What is your immediate goal? To determine if the individuals here are closely related? To go back into Europe?
You will not be able to do any research in Bohemia or Moravia unless you have a location. Do you have any "antique" documents -- baptismal certificates, old letters, etc.?
As for not knowing the language, the vocabulary is very limited. The Bohemian/Moravian records are a mixture of Czech, German, Latin, with a bit of some other language, possibly Polish or Hungarian, every so often. Most of us do not really know these languages very well. But son = syn in Czech, sohn in German. Daughter = dcera in Czech, tochter in German. Mother = matka in Czech, mutter in German. Father = otec in Czech, vater in German. So the only one here that doesn't resember the other two languages is otec.
As for the names changing spelling, I'm helping a friend, and one of the ancestors who lived to be 80 has his name spelled 4 different ways from his baptism, marriage, births of children, and death. Even in US censuses, you see your name misspelled. I've learned for my Sramek line to look at anything that has S M K in it.

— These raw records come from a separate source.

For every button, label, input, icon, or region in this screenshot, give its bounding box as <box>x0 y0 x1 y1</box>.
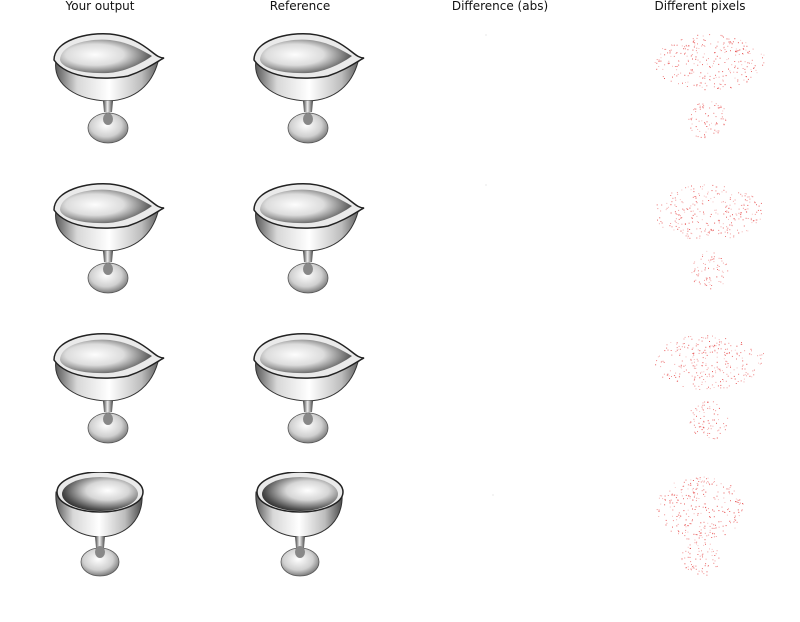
difference-abs-image <box>400 472 600 622</box>
your-output-render <box>0 322 200 472</box>
column-headers: Your output Reference Difference (abs) D… <box>0 0 800 16</box>
different-pixels-image <box>600 172 800 322</box>
your-output-render <box>0 472 200 622</box>
difference-abs-image <box>400 322 600 472</box>
different-pixels-image <box>600 472 800 622</box>
column-title-different-pixels: Different pixels <box>654 0 746 13</box>
column-title-difference: Difference (abs) <box>451 0 549 13</box>
reference-render <box>200 172 400 322</box>
column-title-reference: Reference <box>269 0 331 13</box>
reference-render <box>200 22 400 172</box>
difference-abs-image <box>400 172 600 322</box>
reference-render <box>200 322 400 472</box>
comparison-row <box>0 172 800 322</box>
different-pixels-image <box>600 22 800 172</box>
comparison-row <box>0 472 800 622</box>
different-pixels-image <box>600 322 800 472</box>
comparison-row <box>0 22 800 172</box>
column-title-your-output: Your output <box>65 0 135 13</box>
reference-render <box>200 472 400 622</box>
your-output-render <box>0 172 200 322</box>
difference-abs-image <box>400 22 600 172</box>
comparison-row <box>0 322 800 472</box>
your-output-render <box>0 22 200 172</box>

In your case, the V D V C is common. I'm not so sure about Vidopec, but the first three, definitely. Then you get the feminine version, too. Vodovecova, Vodoveca, etc. If a census taker in the US could misspell "Fleming" about 3 ways, it should not seem unusual for other names. In the Bohemian/Moravian records, you also had Latin and German spellings, so the Czech "Jan" could be "Joannes" in Latin, "Johann" in German. "Vaclav" could be Wenzl, Wentzl, or Waclaw depending on the language used in the record. "Frantisek" could be Franz, Frantz, Franciscus. (I like this name, because in Ancestry I can enter Fran* and get most American variations.)
Oh, let's throw another detail into the mix. "V" is "W" in German, so the names might be "Wodowec" in the records. And another -- frequently the "V" was kind of a preposition, so the name might actually be "Odovec". In other words, if you do find a record in the Bohemian/Moravian records with that name, you have to consider the possibility that it might be yours. And "vdovec" actually means "widower", so it might have been the person's status rather than name.
Now, if you were confused before, it's worse, I'm sure. But there are two things you should take away from here:
1. You need a location, if you want to go back to Bohemian/Moravia. Depending on when they immigrated, the ship's records had it, i.e. after 1895 or so. So when did your ancestor immigrate, where to, and is there a ship's record in Ancestry? If so, give us the link. Do you have any precise/approximate birth dates? Religion? To get anyone to help, you need data like this.
2. Once you have a location, you would need to determine if the records are online at one of the Czech sites. We will help you with that. You can read through other queries, and see how people state that it's taken them two years to learn to read the records. But it's a definite thrill when you discover them. My friend started just a year ago wanting to find the birth records of the group who came to the US. 14 months later, we are back 6 generations, to 1693, and 296 names.
One last point: when you find the first person in the Bohemian/Moravian records, there's what a database person would call a "key". The house number was recorded. If your family did not move around much, it's possible just to look for that house number in the records. It's your "key" to a quick search.
We would encourage you to look for some additional documentation and share it here.